1. Aboraya A. Do Psychiatrists use structured interviews in real clinical settings? Psychiatry (Edgemont) 2008;5(7):26–27.
2. Sheehan D, Lecrubier Y, Sheehan KH, et al. The Mini-International Neuropsychiatric Interview (M.I.N.I.): the development and validation of a structured diagnostic psychiatric interview for DSM-IV and ICD-10. J Clin Psychiatry. 1998;59(Suppl 20):22–33.
3. Nienhuis F, Willige G, Rijnders C, et al. The validity of a short clinical interview for psychiatric diagnosis: the mini-SCAN. Submitted. 2009.
4. Romanoski A, Nestadt G, Chahal R, et al. Interobserver reliability of a “Standardized Psychiatric Examination””(SPE) for case ascertainment (DSM-III). J Nerv Ment Dis. 1988;176(2):63–71.

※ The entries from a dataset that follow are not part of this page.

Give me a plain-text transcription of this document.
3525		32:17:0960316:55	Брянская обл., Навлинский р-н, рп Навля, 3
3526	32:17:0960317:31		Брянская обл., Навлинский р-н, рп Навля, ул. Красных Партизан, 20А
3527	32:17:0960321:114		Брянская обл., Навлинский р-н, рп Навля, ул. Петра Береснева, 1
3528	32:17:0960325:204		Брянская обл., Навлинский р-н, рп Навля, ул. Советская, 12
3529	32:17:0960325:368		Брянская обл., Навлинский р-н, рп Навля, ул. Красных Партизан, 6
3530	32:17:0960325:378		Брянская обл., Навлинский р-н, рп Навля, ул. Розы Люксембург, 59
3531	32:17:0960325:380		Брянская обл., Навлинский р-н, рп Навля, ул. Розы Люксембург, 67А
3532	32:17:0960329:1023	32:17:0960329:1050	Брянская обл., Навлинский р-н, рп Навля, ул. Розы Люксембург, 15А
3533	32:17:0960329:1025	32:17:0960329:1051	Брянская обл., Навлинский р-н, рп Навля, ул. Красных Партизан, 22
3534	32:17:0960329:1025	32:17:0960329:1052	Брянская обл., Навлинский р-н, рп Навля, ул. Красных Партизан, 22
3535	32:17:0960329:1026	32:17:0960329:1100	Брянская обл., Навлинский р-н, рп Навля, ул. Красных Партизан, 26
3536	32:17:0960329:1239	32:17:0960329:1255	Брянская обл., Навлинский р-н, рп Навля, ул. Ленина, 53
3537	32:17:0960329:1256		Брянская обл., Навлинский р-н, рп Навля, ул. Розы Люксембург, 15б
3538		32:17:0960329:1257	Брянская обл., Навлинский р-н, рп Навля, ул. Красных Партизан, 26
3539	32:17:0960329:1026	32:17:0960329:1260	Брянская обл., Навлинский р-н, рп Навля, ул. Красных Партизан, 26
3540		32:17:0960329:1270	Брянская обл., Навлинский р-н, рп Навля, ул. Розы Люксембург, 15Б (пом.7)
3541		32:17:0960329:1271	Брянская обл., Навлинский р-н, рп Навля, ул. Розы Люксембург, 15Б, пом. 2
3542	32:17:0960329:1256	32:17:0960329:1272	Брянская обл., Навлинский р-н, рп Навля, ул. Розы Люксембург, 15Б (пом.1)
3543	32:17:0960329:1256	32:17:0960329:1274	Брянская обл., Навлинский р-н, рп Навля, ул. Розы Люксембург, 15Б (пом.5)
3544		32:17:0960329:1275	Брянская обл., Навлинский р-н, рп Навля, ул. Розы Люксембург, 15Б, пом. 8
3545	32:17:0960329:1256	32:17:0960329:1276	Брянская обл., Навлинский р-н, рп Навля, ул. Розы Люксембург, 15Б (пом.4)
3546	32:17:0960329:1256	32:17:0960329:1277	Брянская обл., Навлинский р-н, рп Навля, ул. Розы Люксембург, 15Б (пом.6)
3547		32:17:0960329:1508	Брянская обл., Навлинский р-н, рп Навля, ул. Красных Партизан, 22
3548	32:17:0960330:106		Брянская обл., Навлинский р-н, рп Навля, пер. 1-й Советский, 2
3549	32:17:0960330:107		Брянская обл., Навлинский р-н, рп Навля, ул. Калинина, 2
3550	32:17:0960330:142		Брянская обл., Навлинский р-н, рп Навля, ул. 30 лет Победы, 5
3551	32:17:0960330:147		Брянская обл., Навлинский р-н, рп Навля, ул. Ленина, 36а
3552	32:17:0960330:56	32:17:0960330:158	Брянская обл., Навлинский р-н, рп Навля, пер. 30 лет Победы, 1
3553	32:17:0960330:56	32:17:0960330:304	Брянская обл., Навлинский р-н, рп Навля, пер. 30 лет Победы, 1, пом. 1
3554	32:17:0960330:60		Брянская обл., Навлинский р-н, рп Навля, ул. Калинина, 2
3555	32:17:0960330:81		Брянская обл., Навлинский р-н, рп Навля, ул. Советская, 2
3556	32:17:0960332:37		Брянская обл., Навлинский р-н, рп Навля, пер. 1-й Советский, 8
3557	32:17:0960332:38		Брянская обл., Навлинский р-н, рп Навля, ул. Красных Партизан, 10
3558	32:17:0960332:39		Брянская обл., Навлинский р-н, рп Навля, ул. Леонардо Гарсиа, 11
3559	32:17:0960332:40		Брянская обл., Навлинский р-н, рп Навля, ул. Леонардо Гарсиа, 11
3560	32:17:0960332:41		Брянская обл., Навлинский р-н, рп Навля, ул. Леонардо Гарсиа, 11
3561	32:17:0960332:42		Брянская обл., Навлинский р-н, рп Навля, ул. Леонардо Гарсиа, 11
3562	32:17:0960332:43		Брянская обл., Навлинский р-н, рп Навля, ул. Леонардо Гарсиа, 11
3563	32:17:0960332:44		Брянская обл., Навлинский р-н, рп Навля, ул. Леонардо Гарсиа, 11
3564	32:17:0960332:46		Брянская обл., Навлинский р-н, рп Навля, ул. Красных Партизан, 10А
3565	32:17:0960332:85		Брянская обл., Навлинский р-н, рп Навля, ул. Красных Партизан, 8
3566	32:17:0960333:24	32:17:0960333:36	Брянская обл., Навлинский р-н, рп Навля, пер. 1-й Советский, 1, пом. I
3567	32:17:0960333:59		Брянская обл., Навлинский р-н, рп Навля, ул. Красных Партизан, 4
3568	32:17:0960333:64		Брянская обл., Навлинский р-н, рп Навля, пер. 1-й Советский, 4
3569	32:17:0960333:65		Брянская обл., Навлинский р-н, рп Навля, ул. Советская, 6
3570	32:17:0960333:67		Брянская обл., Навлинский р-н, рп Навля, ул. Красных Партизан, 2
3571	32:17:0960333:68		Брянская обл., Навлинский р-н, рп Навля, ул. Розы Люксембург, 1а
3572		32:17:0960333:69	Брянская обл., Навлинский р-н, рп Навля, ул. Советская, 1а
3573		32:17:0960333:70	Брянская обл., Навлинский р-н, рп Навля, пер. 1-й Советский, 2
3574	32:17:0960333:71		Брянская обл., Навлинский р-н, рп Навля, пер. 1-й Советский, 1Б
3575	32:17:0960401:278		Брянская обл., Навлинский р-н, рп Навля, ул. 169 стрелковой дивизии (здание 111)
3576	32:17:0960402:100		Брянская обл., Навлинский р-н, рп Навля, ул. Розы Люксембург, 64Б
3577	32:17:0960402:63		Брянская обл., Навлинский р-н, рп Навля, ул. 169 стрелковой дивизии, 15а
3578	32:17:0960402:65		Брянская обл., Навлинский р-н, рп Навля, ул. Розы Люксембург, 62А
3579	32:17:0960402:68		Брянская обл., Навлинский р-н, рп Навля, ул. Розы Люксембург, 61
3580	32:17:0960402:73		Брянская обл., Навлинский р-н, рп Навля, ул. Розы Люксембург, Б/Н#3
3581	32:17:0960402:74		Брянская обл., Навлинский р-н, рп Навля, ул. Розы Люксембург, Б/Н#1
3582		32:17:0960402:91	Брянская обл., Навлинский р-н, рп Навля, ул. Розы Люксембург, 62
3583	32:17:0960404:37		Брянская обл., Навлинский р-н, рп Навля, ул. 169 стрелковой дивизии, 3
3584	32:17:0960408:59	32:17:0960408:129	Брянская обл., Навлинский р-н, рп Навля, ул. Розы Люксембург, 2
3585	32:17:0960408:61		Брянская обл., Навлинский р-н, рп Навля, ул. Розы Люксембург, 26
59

5. Sachs GS, Thase ME, Otto MW, et al. Rationale, design, and methods of the systematic treatment enhancement program for bipolar disorder (STEP-BD). Biol Psychiatry. 2003;53(11):1028–1042.
6. Sachs GS. Strategies for improving treatment of bipolar disorder: integration of measurement and management. Acta Psychiatr Scand. 2004;422(Suppl):7–17.
7. Lord C, Risi S, Lambrecht L, et al. The autism diagnostic observation schedule-generic: a standard measure of social and communication deficits associated with the spectrum of autism. J Autism Dev Disord. 2000;30(3):205–223.